Öte yandan hepimizin mimarlık konusunda farkındalık inşa ederek kullandığımız mekan ve binalara, tanrı işi olarak kabul etmeksizin daha eleştirel bir gözle bakmayı öğrenmesi, sağlıklı ve iyi işleyen binaların tasarlanması ve yapılmasında önemli bir rol oynayacaktır.

Aman mimarım demir fazla çıkmasın!

Bir binanın sağlam ve kalıcı olması çok önemli. Çünkü onu inşa etme çabamıza ve harcadığımız kaynaklara değmesi gerekiyor. Gelir adaletsizliğinin bu kadar arttığı, dünya nüfusunun birkaç yüzyılda bu kadar ivmelendiği, doğal kaynaklara baskının bu kadar arttığı bir dünyada 30 sene içinde yıkılması ve yerine yenisinin yapılmasını öngördüğümüz kısa “ekonomik ömür”lü binalar tasarlamak ve inşa etmek yasal olarak suç olmasa bile ahlaki açıdan oldukça problemlidir. Ne doğaseverlikle ne de vatanseverlikle bağdaşmaz.

Bu durumda sağlamlık dediğimiz unsur karşımıza bir soru ile çıkıyor: “Sağlam olsun ama ne kadar sağlam olsun?” Çünkü sağlamlığın da ekonomik bir bedeli var. “Depremlere dayansın ama ne kadar dayansın?” “Depremde yıkılmasın ama yıkılacaksa da öncesinde nasıl davransın?”

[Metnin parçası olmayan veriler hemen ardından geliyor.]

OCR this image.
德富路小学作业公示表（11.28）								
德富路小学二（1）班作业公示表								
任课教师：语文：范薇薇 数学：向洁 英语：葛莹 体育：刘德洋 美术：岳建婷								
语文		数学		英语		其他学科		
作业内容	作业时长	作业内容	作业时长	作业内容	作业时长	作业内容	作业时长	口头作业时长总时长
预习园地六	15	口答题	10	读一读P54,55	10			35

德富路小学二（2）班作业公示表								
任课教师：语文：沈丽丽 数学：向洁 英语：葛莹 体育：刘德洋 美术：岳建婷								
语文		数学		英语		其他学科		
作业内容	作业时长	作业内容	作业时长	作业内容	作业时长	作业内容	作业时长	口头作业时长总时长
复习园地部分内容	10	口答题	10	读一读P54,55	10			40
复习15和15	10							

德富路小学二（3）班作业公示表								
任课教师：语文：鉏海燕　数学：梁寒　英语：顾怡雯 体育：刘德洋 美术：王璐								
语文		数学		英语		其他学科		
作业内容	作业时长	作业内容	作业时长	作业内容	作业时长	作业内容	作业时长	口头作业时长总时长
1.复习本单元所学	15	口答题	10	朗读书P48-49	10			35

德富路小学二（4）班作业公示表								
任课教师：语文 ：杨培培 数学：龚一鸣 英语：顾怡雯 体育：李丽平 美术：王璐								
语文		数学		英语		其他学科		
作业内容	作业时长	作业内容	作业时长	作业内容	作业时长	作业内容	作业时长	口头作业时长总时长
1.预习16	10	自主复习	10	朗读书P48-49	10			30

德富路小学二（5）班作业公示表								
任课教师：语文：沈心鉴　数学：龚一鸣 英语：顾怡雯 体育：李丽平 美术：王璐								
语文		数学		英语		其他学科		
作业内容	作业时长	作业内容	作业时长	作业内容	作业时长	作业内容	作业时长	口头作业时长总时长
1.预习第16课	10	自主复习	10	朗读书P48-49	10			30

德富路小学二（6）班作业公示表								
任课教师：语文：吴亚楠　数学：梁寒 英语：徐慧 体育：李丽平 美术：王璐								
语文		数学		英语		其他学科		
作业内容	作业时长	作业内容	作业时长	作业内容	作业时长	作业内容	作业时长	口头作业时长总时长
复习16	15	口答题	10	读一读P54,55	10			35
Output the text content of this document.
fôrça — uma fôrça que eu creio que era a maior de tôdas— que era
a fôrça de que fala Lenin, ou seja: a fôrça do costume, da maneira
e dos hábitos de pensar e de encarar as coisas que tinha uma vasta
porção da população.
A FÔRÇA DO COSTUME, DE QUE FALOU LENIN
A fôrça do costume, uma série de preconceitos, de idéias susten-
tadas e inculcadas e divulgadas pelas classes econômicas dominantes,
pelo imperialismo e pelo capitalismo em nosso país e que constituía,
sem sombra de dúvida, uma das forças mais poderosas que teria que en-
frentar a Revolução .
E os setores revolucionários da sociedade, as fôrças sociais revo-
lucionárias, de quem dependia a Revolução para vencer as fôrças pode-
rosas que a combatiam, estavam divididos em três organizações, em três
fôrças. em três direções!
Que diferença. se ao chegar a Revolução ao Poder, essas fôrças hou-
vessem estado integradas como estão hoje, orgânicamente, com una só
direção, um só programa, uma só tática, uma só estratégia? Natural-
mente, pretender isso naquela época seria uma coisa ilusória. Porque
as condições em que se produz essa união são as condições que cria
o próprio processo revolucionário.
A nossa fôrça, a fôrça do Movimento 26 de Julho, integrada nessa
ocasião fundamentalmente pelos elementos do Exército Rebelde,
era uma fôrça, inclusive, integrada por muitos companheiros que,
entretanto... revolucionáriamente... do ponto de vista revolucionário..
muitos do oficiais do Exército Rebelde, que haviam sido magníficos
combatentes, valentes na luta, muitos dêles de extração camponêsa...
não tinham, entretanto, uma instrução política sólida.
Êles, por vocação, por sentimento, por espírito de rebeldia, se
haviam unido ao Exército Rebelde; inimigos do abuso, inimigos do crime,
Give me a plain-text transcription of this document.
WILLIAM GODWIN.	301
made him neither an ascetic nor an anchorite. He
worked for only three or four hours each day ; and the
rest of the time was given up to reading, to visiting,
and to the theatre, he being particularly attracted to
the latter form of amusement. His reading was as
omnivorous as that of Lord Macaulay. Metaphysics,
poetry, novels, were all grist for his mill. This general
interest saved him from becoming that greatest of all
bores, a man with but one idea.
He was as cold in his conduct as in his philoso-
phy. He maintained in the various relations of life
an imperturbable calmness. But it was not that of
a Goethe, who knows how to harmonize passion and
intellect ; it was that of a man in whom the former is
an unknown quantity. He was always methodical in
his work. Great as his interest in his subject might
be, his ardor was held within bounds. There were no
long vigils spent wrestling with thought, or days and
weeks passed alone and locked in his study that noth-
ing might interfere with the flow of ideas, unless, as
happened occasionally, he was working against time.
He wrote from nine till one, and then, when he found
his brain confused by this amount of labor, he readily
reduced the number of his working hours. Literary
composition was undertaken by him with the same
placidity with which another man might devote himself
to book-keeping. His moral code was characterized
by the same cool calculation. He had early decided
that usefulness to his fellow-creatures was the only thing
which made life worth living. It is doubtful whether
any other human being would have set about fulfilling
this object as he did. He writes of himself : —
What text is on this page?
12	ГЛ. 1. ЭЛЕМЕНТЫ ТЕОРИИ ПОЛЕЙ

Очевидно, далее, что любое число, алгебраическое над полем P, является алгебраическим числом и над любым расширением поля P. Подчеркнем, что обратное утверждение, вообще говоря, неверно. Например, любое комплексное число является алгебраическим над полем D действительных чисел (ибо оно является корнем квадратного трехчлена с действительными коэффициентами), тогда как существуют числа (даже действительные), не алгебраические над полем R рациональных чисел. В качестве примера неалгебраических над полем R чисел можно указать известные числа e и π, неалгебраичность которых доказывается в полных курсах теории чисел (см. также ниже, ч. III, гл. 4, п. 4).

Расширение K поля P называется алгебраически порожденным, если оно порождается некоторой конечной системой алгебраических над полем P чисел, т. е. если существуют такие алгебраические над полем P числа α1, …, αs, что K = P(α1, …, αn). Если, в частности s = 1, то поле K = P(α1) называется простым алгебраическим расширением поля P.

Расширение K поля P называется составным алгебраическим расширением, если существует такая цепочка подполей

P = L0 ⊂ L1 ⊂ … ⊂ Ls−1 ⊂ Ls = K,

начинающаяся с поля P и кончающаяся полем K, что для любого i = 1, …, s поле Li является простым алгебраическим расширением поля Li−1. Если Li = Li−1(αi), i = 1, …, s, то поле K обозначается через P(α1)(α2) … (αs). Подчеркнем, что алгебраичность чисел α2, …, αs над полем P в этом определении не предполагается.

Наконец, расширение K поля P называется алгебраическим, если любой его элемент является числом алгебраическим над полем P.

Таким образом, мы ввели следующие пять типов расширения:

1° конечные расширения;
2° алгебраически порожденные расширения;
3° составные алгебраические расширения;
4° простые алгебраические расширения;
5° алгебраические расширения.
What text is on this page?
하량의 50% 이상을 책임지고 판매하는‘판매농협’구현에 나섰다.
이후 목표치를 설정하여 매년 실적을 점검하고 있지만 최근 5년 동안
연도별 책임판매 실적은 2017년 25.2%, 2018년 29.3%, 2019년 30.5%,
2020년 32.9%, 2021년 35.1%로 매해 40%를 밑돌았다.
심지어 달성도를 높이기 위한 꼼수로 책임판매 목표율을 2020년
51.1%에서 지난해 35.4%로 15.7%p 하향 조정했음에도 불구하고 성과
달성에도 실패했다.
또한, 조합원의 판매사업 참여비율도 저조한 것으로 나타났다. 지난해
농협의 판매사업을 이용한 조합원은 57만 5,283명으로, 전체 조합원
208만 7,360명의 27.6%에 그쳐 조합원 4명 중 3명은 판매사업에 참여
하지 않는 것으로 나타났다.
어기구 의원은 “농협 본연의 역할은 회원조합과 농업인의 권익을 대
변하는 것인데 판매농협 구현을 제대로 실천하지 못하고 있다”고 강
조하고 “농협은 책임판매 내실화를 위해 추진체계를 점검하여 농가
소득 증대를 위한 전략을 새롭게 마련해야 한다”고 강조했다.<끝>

Sağlamlık, inşaat mühendisliği dediğimiz mesleğin en önemli meselesidir. İnşaat mühendisi binanın yapım sistemine göre taşıyıcı sistemin boyut, kesit, malzeme ve imalat ayrıntılarını tasarlar ve hesaplar. Doğrudan bina sağlamlığı ile ilişkilidir. Bu süreçte mimar ve inşaat mühendisi arasındaki iyi işbirliği, tasarlanan binanın işlevselliği ve güzelliğinden vazgeçmek zorunda kalmamak için çok önemlidir. Eğer mimar binayı tasarlarken binanın taşıyıcı sistemini doğru kurgulamaz, bunu sadece inşaat mühendisinin bir işi olarak görürse binanın işleyişini ve estetiğini bozacak sayısız soruna hazırlıklı olmalıdır. Bina tasarımını çok disiplinli bir iş olarak ilerleyen bültenlerde ele alacağım.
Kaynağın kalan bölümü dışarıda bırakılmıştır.